Well, if you can persuade Parliament to repeal the wads of legislation, the Children Act in particular, then you might be able to cut the already very restricted budget. Social Services mainly exist to meet the statutory duties imposed on them by parliament. 

The incredible pressures on Child Protection Social Workers already mean that few make it into their fifteenth year of service.

So here's another question: do you know exactly what it is the Social Services does?

If we take Child protection - the group Dave portrays as being "trotted out to wring their hands and talk about 'poor family background' and various other excuses" - their role is to assume the statutory responsibilities for the protection of children as laid down by parliament.  Now, if they tried to cover every child ever born in the UK - an aspiration which some of the tabloids suggest - then there would be screams of outrage against 'big brother'.   So they deal only with referrals.  Now, in another topic in here people were roundly condemning those who attacked and tortured the residents of the hospital. These residents were learning disabled and often - although not inevitably - from learning disabled parents, all of which means they could easily be displaying a wide range of what are euphemistically termed 'challenging behaviours', which can include vandalism, maiming and killing animals and a lot worse. I wonder if anyone is starting to see the irony?

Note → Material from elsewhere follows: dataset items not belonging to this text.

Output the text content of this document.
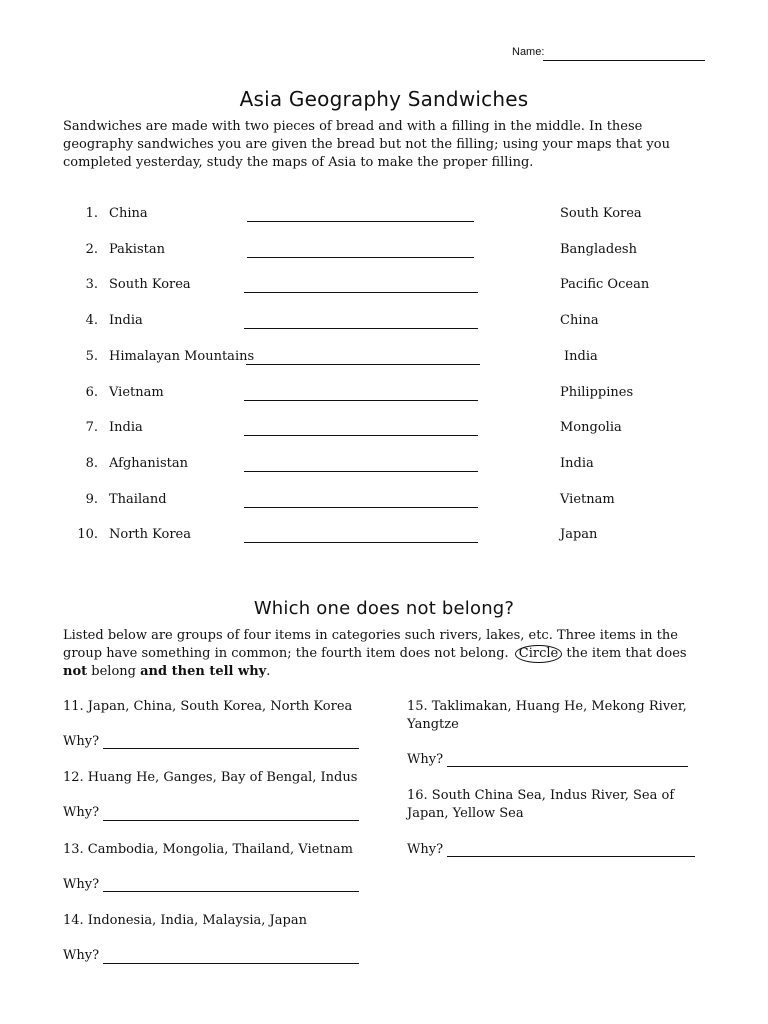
Name:
Asia Geography Sandwiches
Sandwiches are made with two pieces of bread and with a filling in the middle. In these geography sandwiches you are given the bread but not the filling; using your maps that you completed yesterday, study the maps of Asia to make the proper filling.
1. China	South Korea
2. Pakistan	Bangladesh
3. South Korea	Pacific Ocean
4. India	China
5. Himalayan Mountains	India
6. Vietnam	Philippines
7. India	Mongolia
8. Afghanistan	India
9. Thailand	Vietnam
10. North Korea	Japan
Which one does not belong?
Listed below are groups of four items in categories such rivers, lakes, etc. Three items in the group have something in common; the fourth item does not belong. Circle the item that does not belong and then tell why.
11. Japan, China, South Korea, North Korea
Why?
12. Huang He, Ganges, Bay of Bengal, Indus
Why?
13. Cambodia, Mongolia, Thailand, Vietnam
Why?
14. Indonesia, India, Malaysia, Japan
Why?
15. Taklimakan, Huang He, Mekong River, Yangtze
Why?
16. South China Sea, Indus River, Sea of Japan, Yellow Sea
Why?
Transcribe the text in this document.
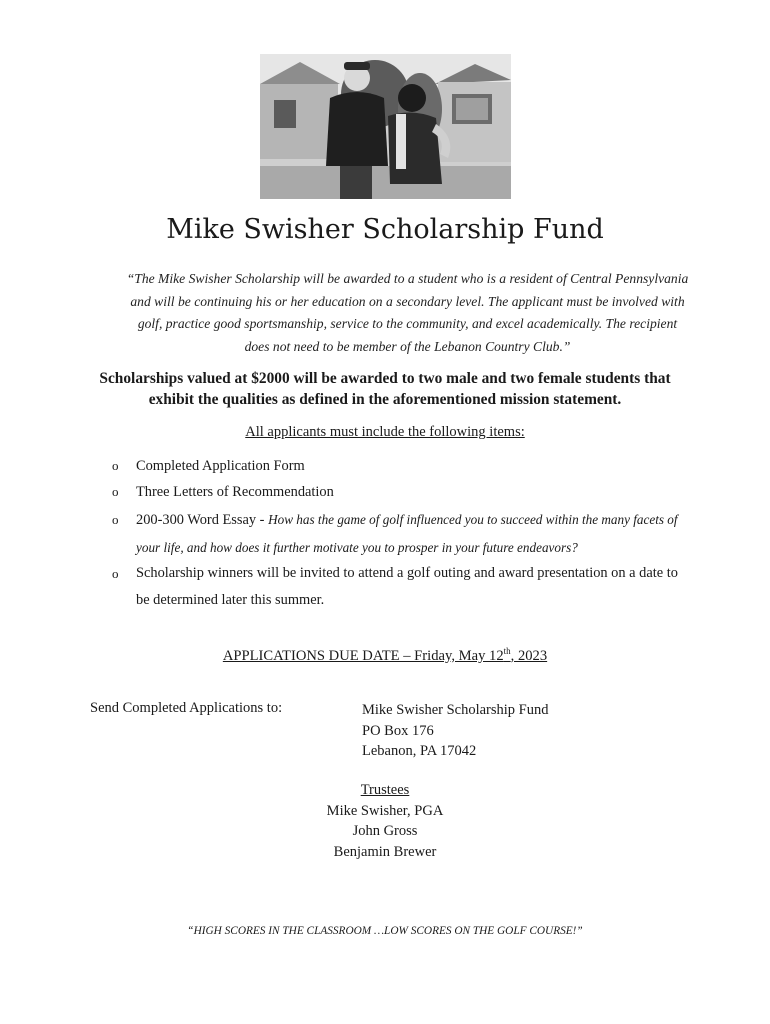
Mike Swisher Scholarship Fund
“The Mike Swisher Scholarship will be awarded to a student who is a resident of Central Pennsylvania and will be continuing his or her education on a secondary level. The applicant must be involved with golf, practice good sportsmanship, service to the community, and excel academically. The recipient does not need to be member of the Lebanon Country Club.”
Scholarships valued at $2000 will be awarded to two male and two female students that exhibit the qualities as defined in the aforementioned mission statement.
All applicants must include the following items:
o Completed Application Form
o Three Letters of Recommendation
o 200-300 Word Essay - How has the game of golf influenced you to succeed within the many facets of your life, and how does it further motivate you to prosper in your future endeavors?
o Scholarship winners will be invited to attend a golf outing and award presentation on a date to be determined later this summer.
APPLICATIONS DUE DATE – Friday, May 12th, 2023
Send Completed Applications to:	Mike Swisher Scholarship Fund
PO Box 176
Lebanon, PA 17042
Trustees
Mike Swisher, PGA
John Gross
Benjamin Brewer
“HIGH SCORES IN THE CLASSROOM …LOW SCORES ON THE GOLF COURSE!”
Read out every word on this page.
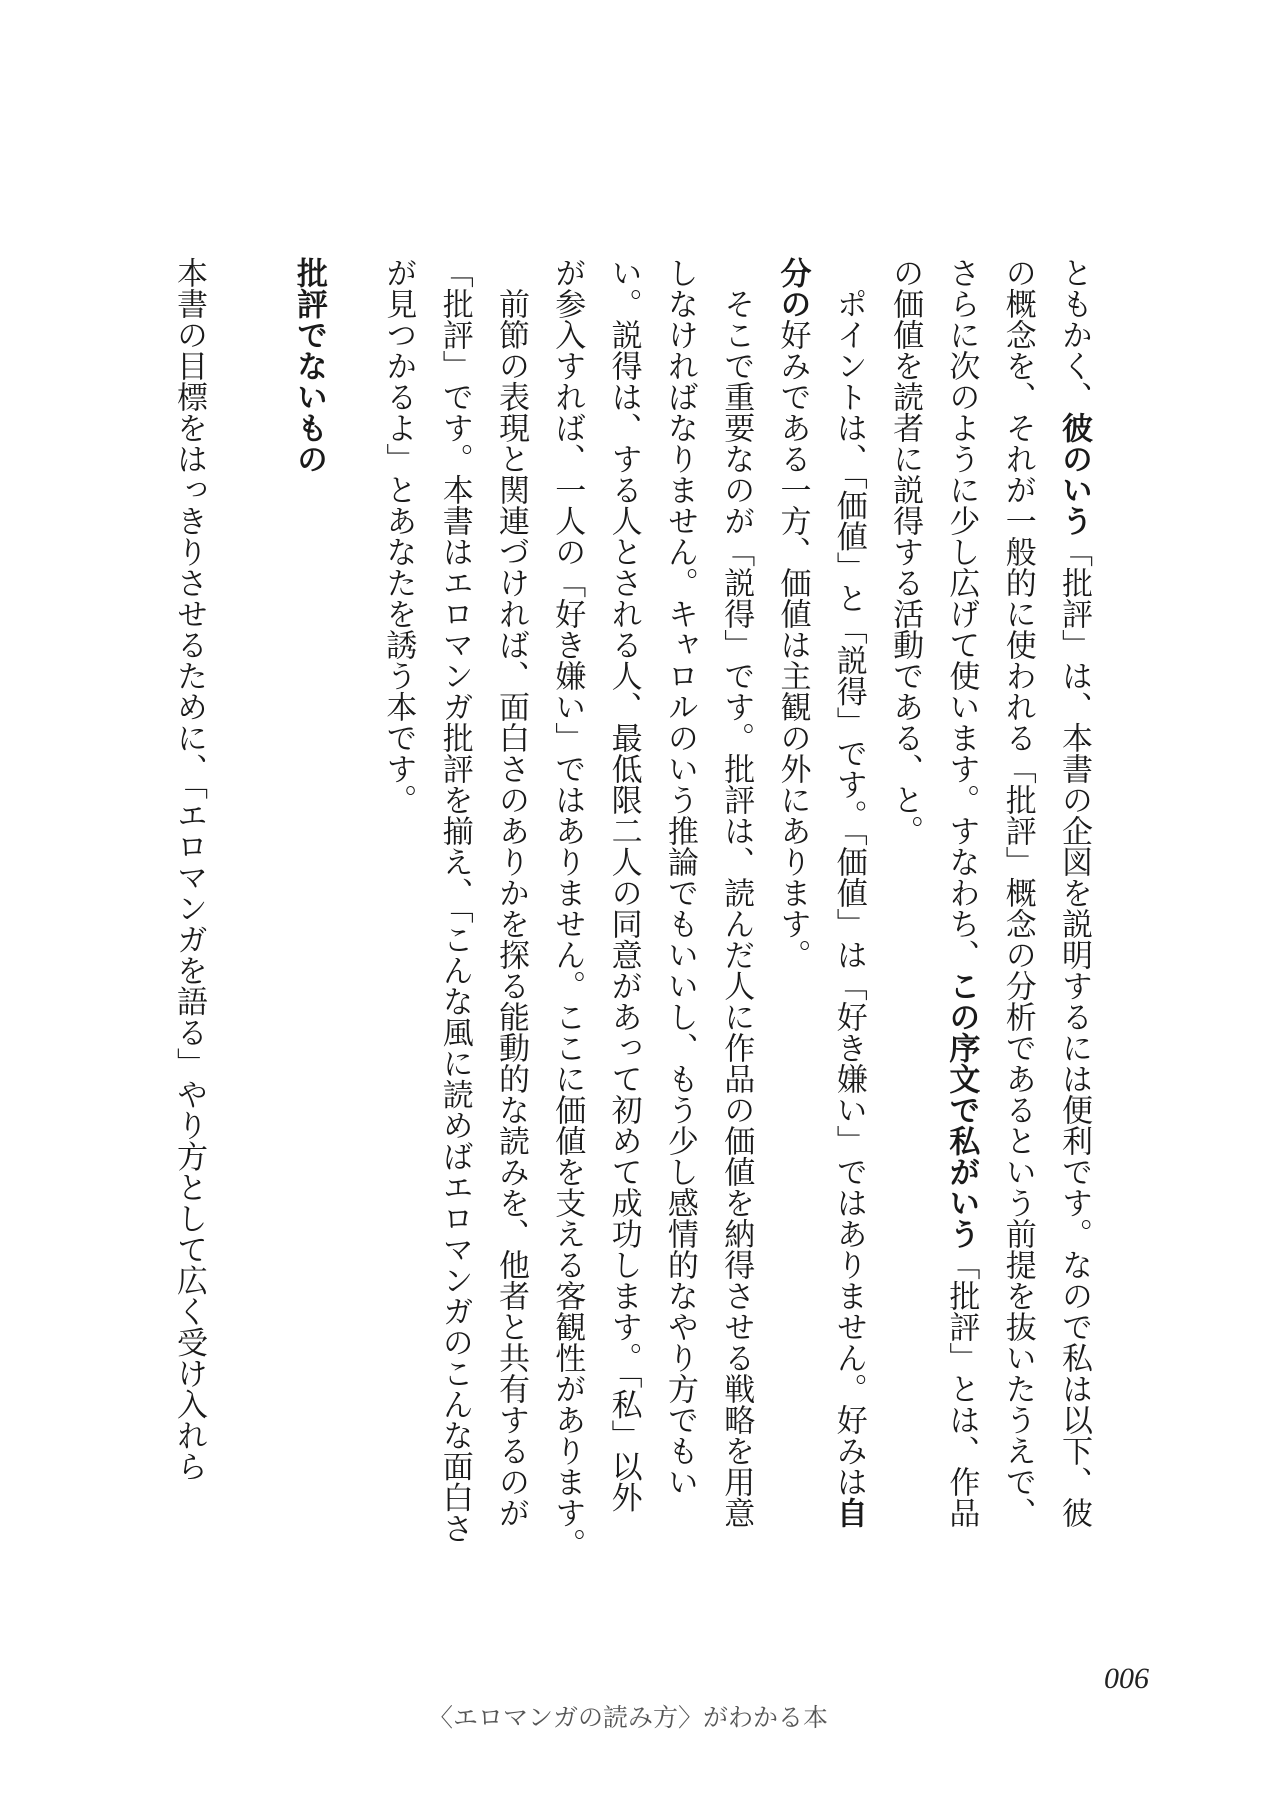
ともかく、彼のいう「批評」は、本書の企図を説明するには便利です。なので私は以下、彼
の概念を、それが一般的に使われる「批評」概念の分析であるという前提を抜いたうえで、
さらに次のように少し広げて使います。すなわち、この序文で私がいう「批評」とは、作品
の価値を読者に説得する活動である、と。
　ポイントは、「価値」と「説得」です。「価値」は「好き嫌い」ではありません。好みは自
分の好みである一方、価値は主観の外にあります。
　そこで重要なのが「説得」です。批評は、読んだ人に作品の価値を納得させる戦略を用意
しなければなりません。キャロルのいう推論でもいいし、もう少し感情的なやり方でもい
い。説得は、する人とされる人、最低限二人の同意があって初めて成功します。「私」以外
が参入すれば、一人の「好き嫌い」ではありません。ここに価値を支える客観性があります。
　前節の表現と関連づければ、面白さのありかを探る能動的な読みを、他者と共有するのが
「批評」です。本書はエロマンガ批評を揃え、「こんな風に読めばエロマンガのこんな面白さ
が見つかるよ」とあなたを誘う本です。
批評でないもの
本書の目標をはっきりさせるために、「エロマンガを語る」やり方として広く受け入れら
006
〈エロマンガの読み方〉がわかる本
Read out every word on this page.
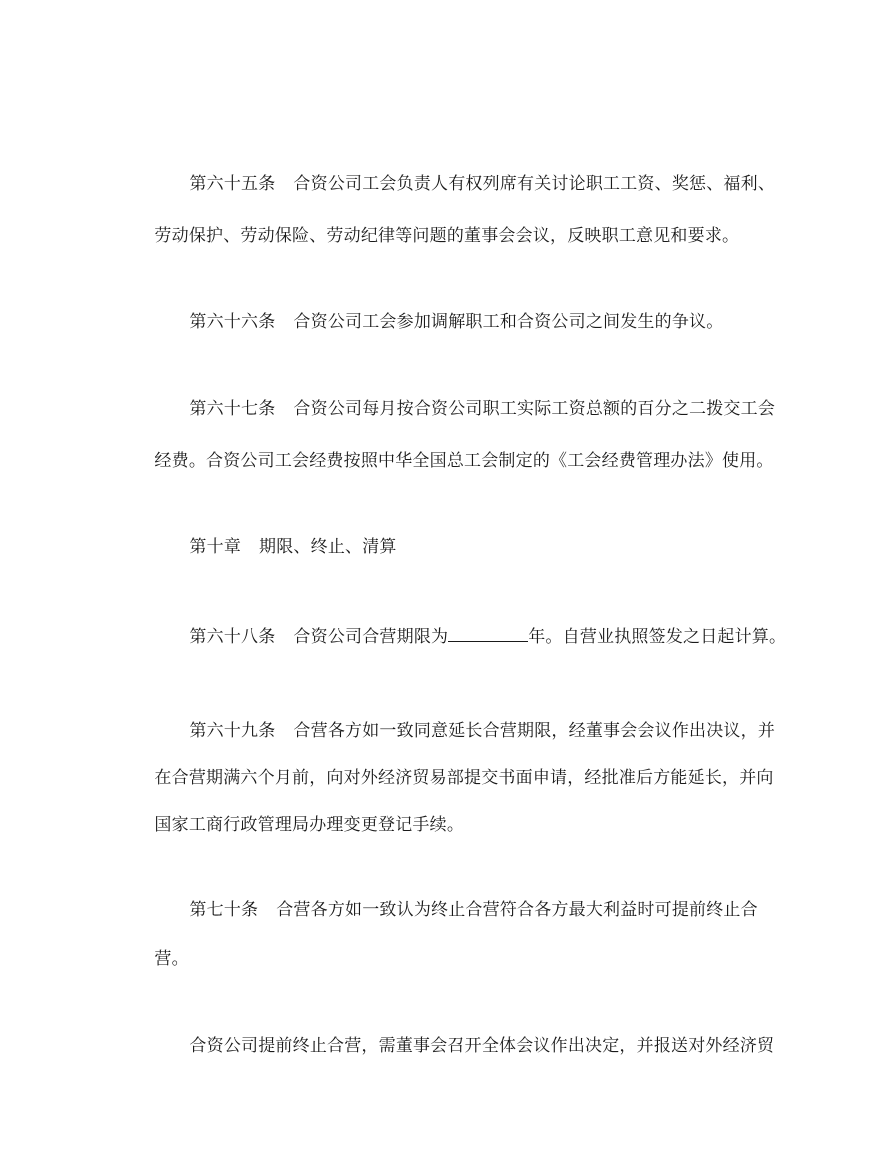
第六十五条 合资公司工会负责人有权列席有关讨论职工工资、奖惩、福利、

劳动保护、劳动保险、劳动纪律等问题的董事会会议，反映职工意见和要求。

第六十六条 合资公司工会参加调解职工和合资公司之间发生的争议。

第六十七条 合资公司每月按合资公司职工实际工资总额的百分之二拨交工会

经费。合资公司工会经费按照中华全国总工会制定的《工会经费管理办法》使用。

第十章 期限、终止、清算

第六十八条 合资公司合营期限为	年。自营业执照签发之日起计算。

第六十九条 合营各方如一致同意延长合营期限，经董事会会议作出决议，并

在合营期满六个月前，向对外经济贸易部提交书面申请，经批准后方能延长，并向

国家工商行政管理局办理变更登记手续。

第七十条 合营各方如一致认为终止合营符合各方最大利益时可提前终止合

营。

合资公司提前终止合营，需董事会召开全体会议作出决定，并报送对外经济贸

Back to the referrals, and social services can only open a case when a complaint or notification is received. Once that happens, the system swings into operation, with case conferences, joint agency  meetings, school reports, medical reports - in short, the works.  What you might not realise is how many referrals are malicious.  Surprising that perhaps someone who's fallen out with a neighbour wants to bring a whole load of troubles down on their heads, and the easiest way to do that is an anonymous call to the egregious NSPCC.

If it does turn out that there is really a cause for concern, then case workers are assigned to a family and the formal assessment is made.  Now, strangely enough, bad parents don't see themselves as bad, so they protest strongly when social workers appear to question their methods, and the court will appoint a solicitor to defend their 'interests'.  This means court appearances, and the gathering of evidence - more time, expense and paperwork.  If the evidence doesn't hold water in court, the entire process has to restart.

Finally, whose fault is it if a ten year old vandalises?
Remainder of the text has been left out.